Excess capacity purchased in one zone can be allocated to LSEs in other zones on a load-ratio basis, but must still satisfy locality requirements first.


​5. Long Island and New York City show upward price signals

​December’s clearing price will reflect three changes: requirements, price caps, and accreditation rules. These inputs define zone-level scarcity exposure.

Only 14 MW of BESS is included in NYISO’s 2025-26 winter capacity assessment, per the Gold Book and NYISO’s winter derates. This is a negligible share of the capacity auction. Since participation remains small today, these auctions are bellwethers for future BESS revenue streams.

Directional outlook based on demand curve movement

Reference and maximum clearing prices rise in both New York City and Long Island. These shifts raise the potential clearing price if winter availability declines.

1. New York City's requirement decreases while prices increase

NYC's UCAP requirement falls 6% year-over-year. The reference clearing price rises 1% and the maximum clearing price jumps 65%. Less capacity needed, but higher prices if supply tightens.

2. Long Island shows the strongest upward price potential

Long Island's UCAP requirement increases 2%—the only zone where requirements rise. The reference clearing price climbs 45% and the maximum clearing price surges 155%. Higher requirements plus higher price caps increase scarcity probability.

3. Statewide and downstate zones remain stable

UCAP requirements edge up 1% statewide and fall 6% in Downstate (G-J Locality). Reference clearing prices decline 2-3% in both zones. Maximum clearing prices rise 13-25%, but from lower baselines than the load pockets.

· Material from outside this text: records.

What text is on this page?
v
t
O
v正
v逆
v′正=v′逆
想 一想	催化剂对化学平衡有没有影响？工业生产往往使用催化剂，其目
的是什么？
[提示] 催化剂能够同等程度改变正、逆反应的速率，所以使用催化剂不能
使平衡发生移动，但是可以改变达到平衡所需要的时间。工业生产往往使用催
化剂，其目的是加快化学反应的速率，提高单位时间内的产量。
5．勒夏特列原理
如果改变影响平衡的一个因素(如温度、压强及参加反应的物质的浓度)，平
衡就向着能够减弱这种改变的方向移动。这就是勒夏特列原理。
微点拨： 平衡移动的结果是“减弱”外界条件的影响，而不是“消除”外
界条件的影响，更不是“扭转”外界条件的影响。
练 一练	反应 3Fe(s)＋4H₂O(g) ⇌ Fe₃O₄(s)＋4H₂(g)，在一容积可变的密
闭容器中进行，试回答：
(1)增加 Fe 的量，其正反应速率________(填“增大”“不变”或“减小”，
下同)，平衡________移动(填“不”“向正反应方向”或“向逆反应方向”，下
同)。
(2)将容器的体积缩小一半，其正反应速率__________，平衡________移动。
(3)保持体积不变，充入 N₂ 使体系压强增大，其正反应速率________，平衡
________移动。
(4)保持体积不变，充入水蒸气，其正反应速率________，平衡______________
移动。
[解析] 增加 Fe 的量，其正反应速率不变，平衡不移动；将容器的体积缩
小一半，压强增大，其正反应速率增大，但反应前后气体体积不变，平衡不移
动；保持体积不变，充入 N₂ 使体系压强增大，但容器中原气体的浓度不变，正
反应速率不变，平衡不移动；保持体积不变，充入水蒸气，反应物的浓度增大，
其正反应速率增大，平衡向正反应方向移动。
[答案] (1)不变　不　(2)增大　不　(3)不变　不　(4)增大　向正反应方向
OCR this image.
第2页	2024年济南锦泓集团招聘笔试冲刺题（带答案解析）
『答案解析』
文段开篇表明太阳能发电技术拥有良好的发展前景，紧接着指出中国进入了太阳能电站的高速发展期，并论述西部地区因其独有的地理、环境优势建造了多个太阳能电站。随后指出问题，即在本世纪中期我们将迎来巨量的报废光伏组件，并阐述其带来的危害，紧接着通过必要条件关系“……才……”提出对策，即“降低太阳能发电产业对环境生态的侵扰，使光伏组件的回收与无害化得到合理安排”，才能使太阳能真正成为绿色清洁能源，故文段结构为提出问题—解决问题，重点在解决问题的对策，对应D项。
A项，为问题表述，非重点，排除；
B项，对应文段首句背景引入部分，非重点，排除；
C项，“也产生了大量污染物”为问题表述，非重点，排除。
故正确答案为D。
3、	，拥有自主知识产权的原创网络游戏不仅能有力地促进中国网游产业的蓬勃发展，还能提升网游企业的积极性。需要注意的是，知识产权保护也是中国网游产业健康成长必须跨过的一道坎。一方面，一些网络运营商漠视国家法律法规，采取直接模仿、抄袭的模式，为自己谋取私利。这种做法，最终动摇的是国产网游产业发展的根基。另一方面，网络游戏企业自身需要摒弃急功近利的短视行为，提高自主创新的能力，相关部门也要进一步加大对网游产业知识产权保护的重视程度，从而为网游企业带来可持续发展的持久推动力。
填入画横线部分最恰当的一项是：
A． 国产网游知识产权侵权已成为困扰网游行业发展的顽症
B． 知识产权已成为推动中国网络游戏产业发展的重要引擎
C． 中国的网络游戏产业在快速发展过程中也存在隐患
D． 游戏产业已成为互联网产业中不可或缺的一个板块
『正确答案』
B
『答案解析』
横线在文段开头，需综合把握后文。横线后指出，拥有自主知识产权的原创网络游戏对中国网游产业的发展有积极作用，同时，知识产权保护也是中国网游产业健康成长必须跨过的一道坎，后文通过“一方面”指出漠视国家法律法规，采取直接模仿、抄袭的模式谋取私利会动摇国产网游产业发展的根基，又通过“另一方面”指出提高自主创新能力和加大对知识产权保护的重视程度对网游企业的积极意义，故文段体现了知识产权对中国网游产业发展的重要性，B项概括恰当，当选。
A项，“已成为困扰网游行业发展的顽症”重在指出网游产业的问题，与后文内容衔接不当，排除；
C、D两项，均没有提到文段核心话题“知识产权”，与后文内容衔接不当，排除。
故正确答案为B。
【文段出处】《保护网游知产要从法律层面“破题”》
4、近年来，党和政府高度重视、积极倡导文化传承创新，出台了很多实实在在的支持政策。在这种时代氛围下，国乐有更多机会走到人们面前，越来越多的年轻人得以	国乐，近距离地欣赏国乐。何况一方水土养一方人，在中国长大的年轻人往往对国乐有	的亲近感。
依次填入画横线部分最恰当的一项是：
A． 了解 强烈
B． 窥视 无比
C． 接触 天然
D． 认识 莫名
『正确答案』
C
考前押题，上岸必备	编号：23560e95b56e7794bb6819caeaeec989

​6. Market volatility in capacity auctions

Historical volatility in New York City adds uncertainty. The zone moves quickly between surplus and scarcity during winter periods. Other zones show more consistency.

​New York City’s capacity requirement decreases. This moves the zone further from scarcity. It decreases the risk of capacity shortages. Long Island’s requirement increases. This brings the zone closer to scarcity. However, Long Island’s capacity prices historically show limited fluctuation compared to New York City’s volatility.

Developer metrics to monitor in december

Developers will track four quantifiable signals:

  • Where do clearing prices compare with the higher reference levels in New York City and Long Island.
  • ​Whether capacity prices in Downstate or Long Island zones start to decouple from New York State, similar to New York City
  • How New York City’s lower requirement interacts with thermal fleet availability and imports.
  • How four-hour systems clear relative to their CAF advantage as participation grows.

These inputs shape debt sizing, hedge assumptions, and duration selection for early-stage storage projects and those in the interconnection queue


7. ​Takeaways

NYISO's winter demand curves reflect the premium for capacity in New York City and Long Island that comes with increased difficulty and cost of building in those locations. However, the picture is complex. On one hand, requirements and price caps move in different directions across zones. On the other hand, CAFs simultaneously raise UCAP value for four-hour systems. Moreover, historical outcomes reinforce this pattern, confirming downstate price sensitivity.

As a result, December's outcome will indicate whether scarcity value is increasing or stabilizing across downstate zones. For developers weighing duration decisions, the implications are therefore clear: higher winter capacity revenues strengthen the case for four-hour batteries in New York City and Long Island. Indeed, looking ahead, these zones offer the highest potential returns. Consequently, as the state's storage fleet scales from 14 MW today to multiple gigawatts over the next decade, developers should prioritize these locations.